A vampire not so well known—at least, not among a younger readership. A shame since Chelsey Quinn Yarbro’s Count Saint-Germain is a memorable vampire (and her books are lovely). He’s loosely based (or not?) on the historical Comte de Saint Germain, an eighteenth-century adventurer, scientist (with a special interest in alchemy), artist and philosopher, who used different names for the different places he lived in and liked to say he was 500 years old. Voltaire sarcastically called him “Wonderman”.
Yarbro’s hero is an unusual vampire, a dangerous creature who is also indefinitely kind and gentle. Around 4000 years old, he navigates through the different epochs and places, from ancient Egypt to 1950s France, with the grace and elegance of a ship under full sails on the calm ocean. He needs only a small amount of human blood to survive, and usually gets it for free from swooning females; he’s eloquent and charming, educated and brilliant. Melancholic and lonely, too.

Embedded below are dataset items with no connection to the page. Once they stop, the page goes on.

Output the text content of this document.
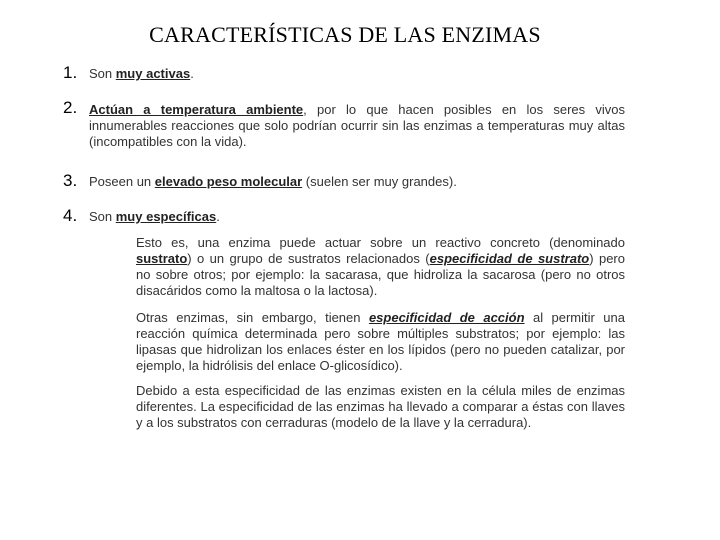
CARACTERÍSTICAS DE LAS ENZIMAS
1. Son muy activas.
2. Actúan a temperatura ambiente, por lo que hacen posibles en los seres vivos innumerables reacciones que solo podrían ocurrir sin las enzimas a temperaturas muy altas (incompatibles con la vida).
3. Poseen un elevado peso molecular (suelen ser muy grandes).
4. Son muy específicas.
Esto es, una enzima puede actuar sobre un reactivo concreto (denominado sustrato) o un grupo de sustratos relacionados (especificidad de sustrato) pero no sobre otros; por ejemplo: la sacarasa, que hidroliza la sacarosa (pero no otros disacáridos como la maltosa o la lactosa).
Otras enzimas, sin embargo, tienen especificidad de acción al permitir una reacción química determinada pero sobre múltiples substratos; por ejemplo: las lipasas que hidrolizan los enlaces éster en los lípidos (pero no pueden catalizar, por ejemplo, la hidrólisis del enlace O-glicosídico).
Debido a esta especificidad de las enzimas existen en la célula miles de enzimas diferentes. La especificidad de las enzimas ha llevado a comparar a éstas con llaves y a los substratos con cerraduras (modelo de la llave y la cerradura).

And now, my recent crush – Vampire Lestat (I also like many others from the Vampire Chronicles; the piece of music is Paganini’s Caprice # 24 from the movie The Devil’s Violinist. In Book 2 of the VC, Vampire Lestat played violin for … ah, a spoiler).

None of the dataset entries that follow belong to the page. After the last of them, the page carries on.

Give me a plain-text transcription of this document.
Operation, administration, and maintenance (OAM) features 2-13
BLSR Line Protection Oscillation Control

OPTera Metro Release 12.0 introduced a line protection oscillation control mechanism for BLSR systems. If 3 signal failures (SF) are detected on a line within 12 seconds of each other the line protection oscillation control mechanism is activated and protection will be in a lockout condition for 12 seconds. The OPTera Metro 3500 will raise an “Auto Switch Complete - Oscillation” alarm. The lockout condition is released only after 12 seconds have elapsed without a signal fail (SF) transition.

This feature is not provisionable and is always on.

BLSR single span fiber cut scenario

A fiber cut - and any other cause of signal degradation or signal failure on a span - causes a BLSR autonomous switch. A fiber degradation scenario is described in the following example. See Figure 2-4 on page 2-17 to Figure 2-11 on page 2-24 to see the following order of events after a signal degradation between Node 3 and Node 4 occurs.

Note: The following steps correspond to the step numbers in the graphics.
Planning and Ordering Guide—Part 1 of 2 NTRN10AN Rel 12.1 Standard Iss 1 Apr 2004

To me, Anne Rice created the most human, most conceivable vampires in contemporary fiction. Her demonic world, hidden within our own, is enchanting and seductive. She had to reach really, really deep into their minds to come up with such breathtaking complexity of their characters, their thoughts, actions, doubts, small victories and crushing defeats. Plus, all the questions she raises in her books: about God, the origins of good and evil, about spirits and all things spiritual, the devil and the angels, mortality and immortality, heaven and hell, the relationships between humans and non-humans… at moments it’s overwhelming.
Then, of course, their almost palpable eroticism. And love – like red blood and black velvet. Passion. Desire. Power. Being in love with someone’s mind, with someone’s body, with someone’s blood… And they don’t even do the conventional intercourse either with humans or with other vampires!

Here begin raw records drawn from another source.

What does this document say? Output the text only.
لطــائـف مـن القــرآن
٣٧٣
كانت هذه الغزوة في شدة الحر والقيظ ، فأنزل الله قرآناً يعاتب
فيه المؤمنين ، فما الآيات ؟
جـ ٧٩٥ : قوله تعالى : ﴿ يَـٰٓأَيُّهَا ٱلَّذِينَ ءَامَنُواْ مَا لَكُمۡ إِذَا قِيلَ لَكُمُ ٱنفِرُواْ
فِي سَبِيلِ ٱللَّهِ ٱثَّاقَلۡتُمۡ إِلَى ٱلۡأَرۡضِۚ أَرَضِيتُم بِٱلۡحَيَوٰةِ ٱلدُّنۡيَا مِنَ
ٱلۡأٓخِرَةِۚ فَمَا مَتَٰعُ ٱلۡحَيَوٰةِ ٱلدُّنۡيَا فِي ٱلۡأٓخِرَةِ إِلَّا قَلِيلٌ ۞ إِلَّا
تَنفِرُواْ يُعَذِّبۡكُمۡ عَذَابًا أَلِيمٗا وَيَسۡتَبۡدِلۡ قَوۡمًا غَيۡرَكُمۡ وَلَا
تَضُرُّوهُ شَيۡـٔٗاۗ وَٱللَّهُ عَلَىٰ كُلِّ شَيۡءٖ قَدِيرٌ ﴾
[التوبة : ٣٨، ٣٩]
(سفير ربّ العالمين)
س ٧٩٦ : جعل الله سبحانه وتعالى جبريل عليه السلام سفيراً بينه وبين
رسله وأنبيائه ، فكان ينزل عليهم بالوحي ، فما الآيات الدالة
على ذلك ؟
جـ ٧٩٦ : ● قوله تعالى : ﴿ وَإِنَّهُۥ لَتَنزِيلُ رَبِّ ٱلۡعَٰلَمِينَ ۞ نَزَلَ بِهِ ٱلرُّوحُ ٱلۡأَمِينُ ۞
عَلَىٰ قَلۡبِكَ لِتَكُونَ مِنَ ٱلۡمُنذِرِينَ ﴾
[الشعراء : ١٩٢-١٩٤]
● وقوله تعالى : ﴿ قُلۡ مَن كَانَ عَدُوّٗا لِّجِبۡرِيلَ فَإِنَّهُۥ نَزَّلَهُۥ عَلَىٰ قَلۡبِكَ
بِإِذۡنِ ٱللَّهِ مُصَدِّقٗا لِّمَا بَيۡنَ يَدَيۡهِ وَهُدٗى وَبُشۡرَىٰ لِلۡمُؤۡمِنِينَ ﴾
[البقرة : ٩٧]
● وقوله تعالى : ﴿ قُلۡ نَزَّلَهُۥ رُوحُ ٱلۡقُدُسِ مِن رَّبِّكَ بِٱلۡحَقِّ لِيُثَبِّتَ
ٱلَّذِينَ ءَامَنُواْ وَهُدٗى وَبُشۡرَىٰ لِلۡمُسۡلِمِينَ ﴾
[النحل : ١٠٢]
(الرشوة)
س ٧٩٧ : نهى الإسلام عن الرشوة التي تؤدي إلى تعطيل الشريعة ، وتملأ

Notable mentions: Some of J. R. Ward’s vampiric bunch from the Black Dagger Brotherhood series. Some others are downright annoying.
The Twilight saga’s Edward Cullen isn’t on my list. Not that I don’t like him, but being the main character of a young adult novel, he lacks the crucial vampiric components – the dark, irresistible sensuality of the above-mentioned predecessors, therefore not appealing to me at all. And the novels themselves, although I read them and even liked the first two, are not in the same league as Stoker, Riced or Yarbro’s works. Not even with J. R. Ward’s.
There are more fictional vampires, of course, but I’m not a big fan of vampire fiction per se. I only love well-written books, and they sometimes do feature vampires. And I always need someone to be in love with.